In the last fifty years Russian sport has risen to world domination, especially in the Olympic Games, where Soviet athletes were preeminent in so many areas (and where the Cold-War rivalry of the USSR and the USA effectively made the Olympic Games the global spectacle they are today), then fallen into apparently terminal decline, and, after that, risen again. Thus, following a decade of decline and failure, Russian professional sports and Russian athletes are again prominent and successful (Russia hosted the Olympic Games two years ago and will host the World Cup in 2018). Yet Russia continues to play by its own rules, as this year’s massive scandal over what appears to be government-supported doping in Olympic sports reveals. So what is the story of sport in Russia; what was there before the word спорт entered the Russian vocabulary; what was the role of foreign influence (as indicated by the introduction of that word); what was the relationship between the Soviet state and sport; what is the role of spectator sport and what of participant sports today; do sports in Russia simply reflect social processes or do they contribute to determining them; indeed, what can sport tell us about Russia today? These and many other questions will be addressed by a new course, Russian 333—Sport in Russia—to be taught in the Winter Term.
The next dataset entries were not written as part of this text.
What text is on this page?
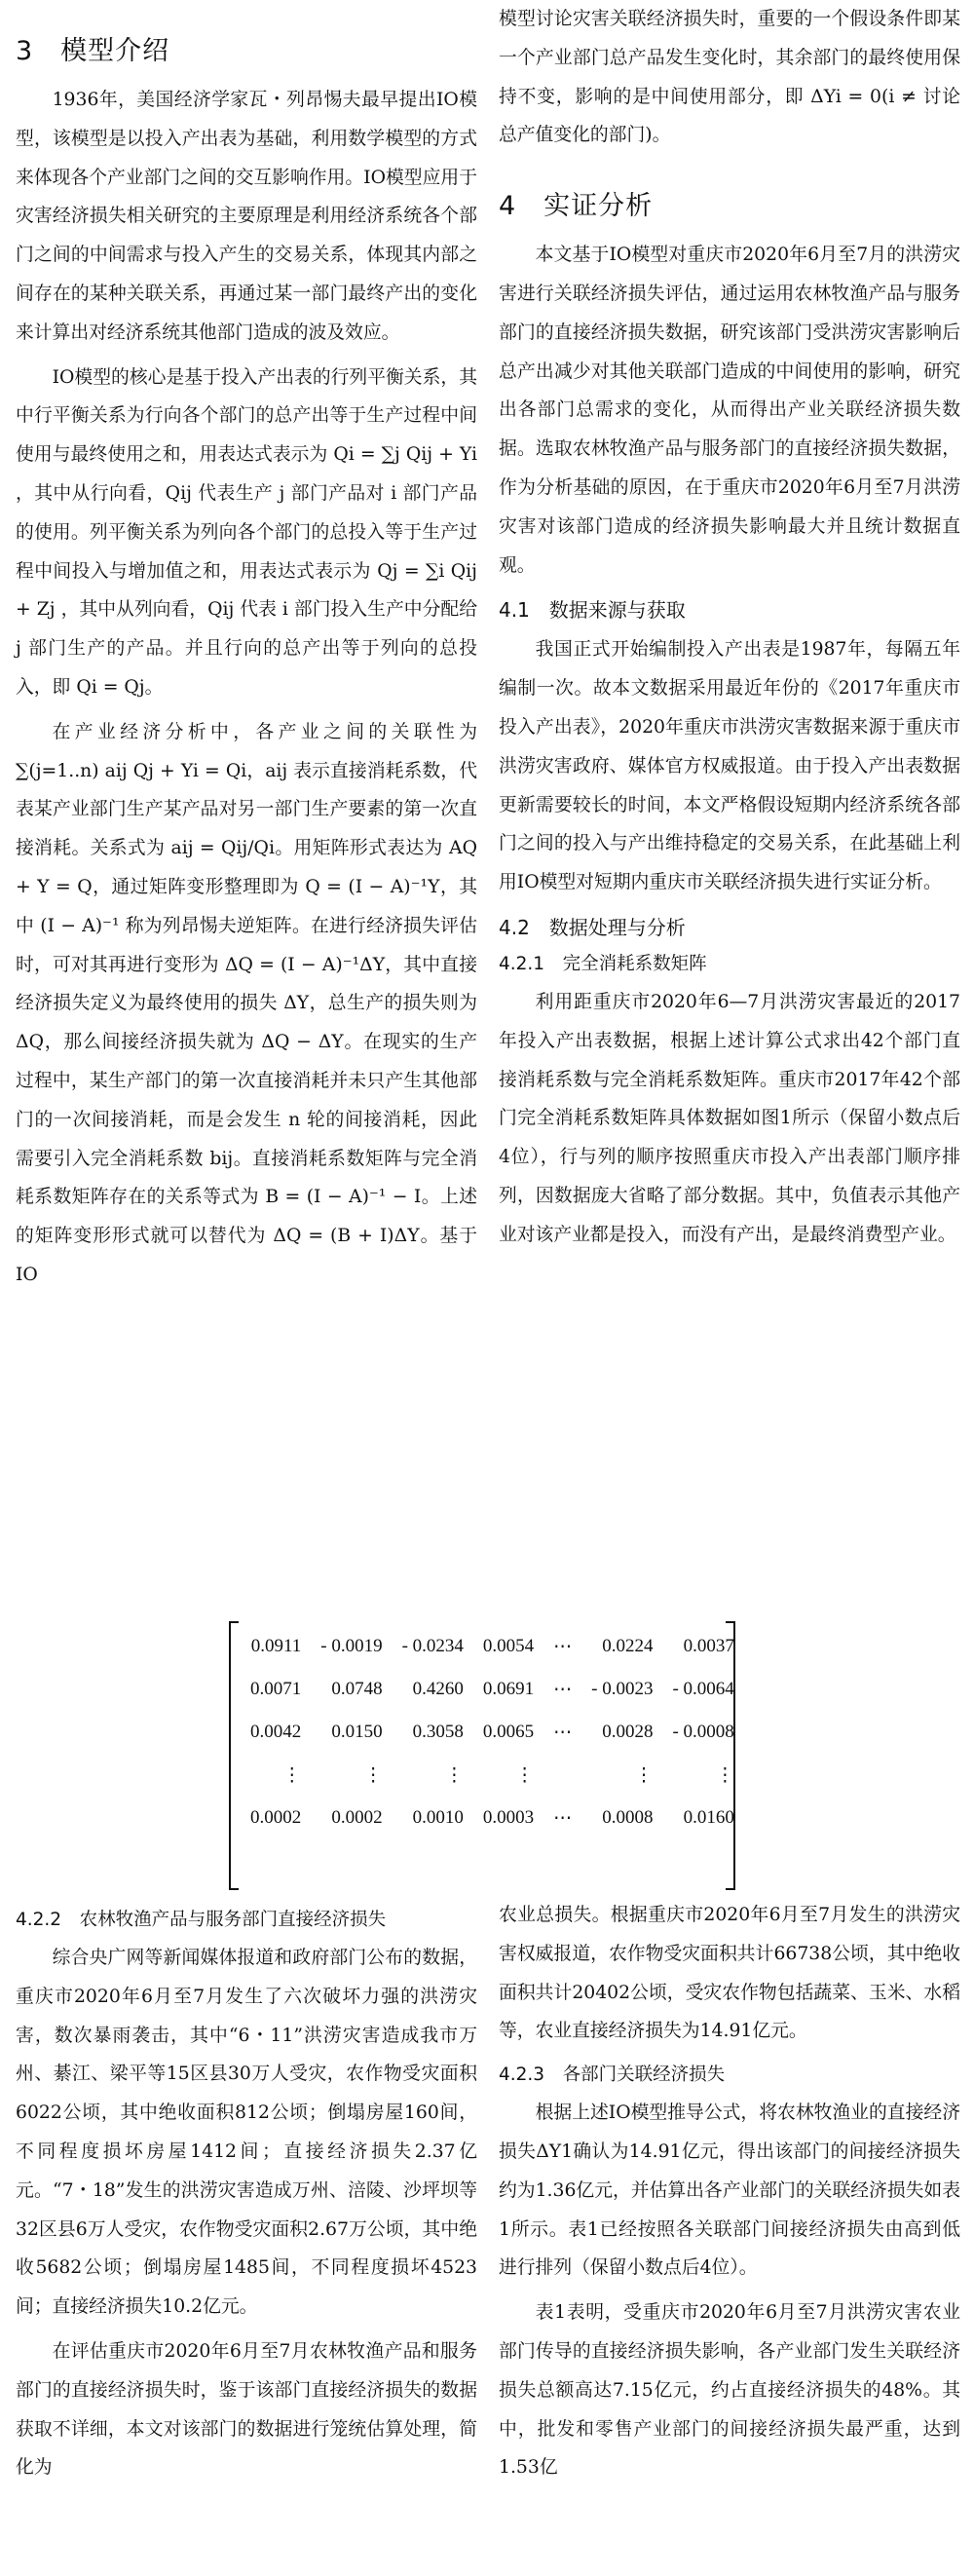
3　模型介绍

1936年，美国经济学家瓦・列昂惕夫最早提出IO模型，该模型是以投入产出表为基础，利用数学模型的方式来体现各个产业部门之间的交互影响作用。IO模型应用于灾害经济损失相关研究的主要原理是利用经济系统各个部门之间的中间需求与投入产生的交易关系，体现其内部之间存在的某种关联关系，再通过某一部门最终产出的变化来计算出对经济系统其他部门造成的波及效应。

IO模型的核心是基于投入产出表的行列平衡关系，其中行平衡关系为行向各个部门的总产出等于生产过程中间使用与最终使用之和，用表达式表示为 Qi = ∑j Qij + Yi ，其中从行向看，Qij 代表生产 j 部门产品对 i 部门产品的使用。列平衡关系为列向各个部门的总投入等于生产过程中间投入与增加值之和，用表达式表示为 Qj = ∑i Qij + Zj ，其中从列向看，Qij 代表 i 部门投入生产中分配给 j 部门生产的产品。并且行向的总产出等于列向的总投入，即 Qi = Qj。

在产业经济分析中，各产业之间的关联性为 ∑(j=1..n) aij Qj + Yi = Qi，aij 表示直接消耗系数，代表某产业部门生产某产品对另一部门生产要素的第一次直接消耗。关系式为 aij = Qij/Qi。用矩阵形式表达为 AQ + Y = Q，通过矩阵变形整理即为 Q = (I − A)⁻¹Y，其中 (I − A)⁻¹ 称为列昂惕夫逆矩阵。在进行经济损失评估时，可对其再进行变形为 ΔQ = (I − A)⁻¹ΔY，其中直接经济损失定义为最终使用的损失 ΔY，总生产的损失则为 ΔQ，那么间接经济损失就为 ΔQ − ΔY。在现实的生产过程中，某生产部门的第一次直接消耗并未只产生其他部门的一次间接消耗，而是会发生 n 轮的间接消耗，因此需要引入完全消耗系数 bij。直接消耗系数矩阵与完全消耗系数矩阵存在的关系等式为 B = (I − A)⁻¹ − I。上述的矩阵变形形式就可以替代为 ΔQ = (B + I)ΔY。基于IO

模型讨论灾害关联经济损失时，重要的一个假设条件即某一个产业部门总产品发生变化时，其余部门的最终使用保持不变，影响的是中间使用部分，即 ΔYi = 0(i ≠ 讨论总产值变化的部门)。

4　实证分析

本文基于IO模型对重庆市2020年6月至7月的洪涝灾害进行关联经济损失评估，通过运用农林牧渔产品与服务部门的直接经济损失数据，研究该部门受洪涝灾害影响后总产出减少对其他关联部门造成的中间使用的影响，研究出各部门总需求的变化，从而得出产业关联经济损失数据。选取农林牧渔产品与服务部门的直接经济损失数据，作为分析基础的原因，在于重庆市2020年6月至7月洪涝灾害对该部门造成的经济损失影响最大并且统计数据直观。

4.1　数据来源与获取

我国正式开始编制投入产出表是1987年，每隔五年编制一次。故本文数据采用最近年份的《2017年重庆市投入产出表》，2020年重庆市洪涝灾害数据来源于重庆市洪涝灾害政府、媒体官方权威报道。由于投入产出表数据更新需要较长的时间，本文严格假设短期内经济系统各部门之间的投入与产出维持稳定的交易关系，在此基础上利用IO模型对短期内重庆市关联经济损失进行实证分析。

4.2　数据处理与分析
4.2.1　完全消耗系数矩阵

利用距重庆市2020年6—7月洪涝灾害最近的2017年投入产出表数据，根据上述计算公式求出42个部门直接消耗系数与完全消耗系数矩阵。重庆市2017年42个部门完全消耗系数矩阵具体数据如图1所示（保留小数点后4位），行与列的顺序按照重庆市投入产出表部门顺序排列，因数据庞大省略了部分数据。其中，负值表示其他产业对该产业都是投入，而没有产出，是最终消费型产业。

0.0911	- 0.0019	- 0.0234	0.0054	⋯	0.0224	0.0037
0.0071	0.0748	0.4260	0.0691	⋯	- 0.0023	- 0.0064
0.0042	0.0150	0.3058	0.0065	⋯	0.0028	- 0.0008
⋮	⋮	⋮	⋮		⋮	⋮
0.0002	0.0002	0.0010	0.0003	⋯	0.0008	0.0160
4.2.2　农林牧渔产品与服务部门直接经济损失

综合央广网等新闻媒体报道和政府部门公布的数据，重庆市2020年6月至7月发生了六次破坏力强的洪涝灾害，数次暴雨袭击，其中“6・11”洪涝灾害造成我市万州、綦江、梁平等15区县30万人受灾，农作物受灾面积6022公顷，其中绝收面积812公顷；倒塌房屋160间，不同程度损坏房屋1412间；直接经济损失2.37亿元。“7・18”发生的洪涝灾害造成万州、涪陵、沙坪坝等32区县6万人受灾，农作物受灾面积2.67万公顷，其中绝收5682公顷；倒塌房屋1485间，不同程度损坏4523间；直接经济损失10.2亿元。

在评估重庆市2020年6月至7月农林牧渔产品和服务部门的直接经济损失时，鉴于该部门直接经济损失的数据获取不详细，本文对该部门的数据进行笼统估算处理，简化为

农业总损失。根据重庆市2020年6月至7月发生的洪涝灾害权威报道，农作物受灾面积共计66738公顷，其中绝收面积共计20402公顷，受灾农作物包括蔬菜、玉米、水稻等，农业直接经济损失为14.91亿元。

4.2.3　各部门关联经济损失

根据上述IO模型推导公式，将农林牧渔业的直接经济损失ΔY1确认为14.91亿元，得出该部门的间接经济损失约为1.36亿元，并估算出各产业部门的关联经济损失如表1所示。表1已经按照各关联部门间接经济损失由高到低进行排列（保留小数点后4位）。

表1表明，受重庆市2020年6月至7月洪涝灾害农业部门传导的直接经济损失影响，各产业部门发生关联经济损失总额高达7.15亿元，约占直接经济损失的48%。其中，批发和零售产业部门的间接经济损失最严重，达到1.53亿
It emerges from a one-credit mini-course I have taught several times to large enrollments. That mini-course seemed generally popular with students and produced some excellent written work, but I was often struck by responses such as “I’d never thought about looking at sport and society before” or “I never thought you could learn so much about a country from sport”. Personally, as a life-long sports fan (and wretchedly poor athlete…), I’ve always been intrigued by how much sport tells us about nations and cultures – American sports culture, so different from everywhere else, is an excellent example, and one I will use repeatedly in this new course. No wonder it is said that to understand a people you should look at the games they play. And that is exactly what we will be doing in Russian 333 next term.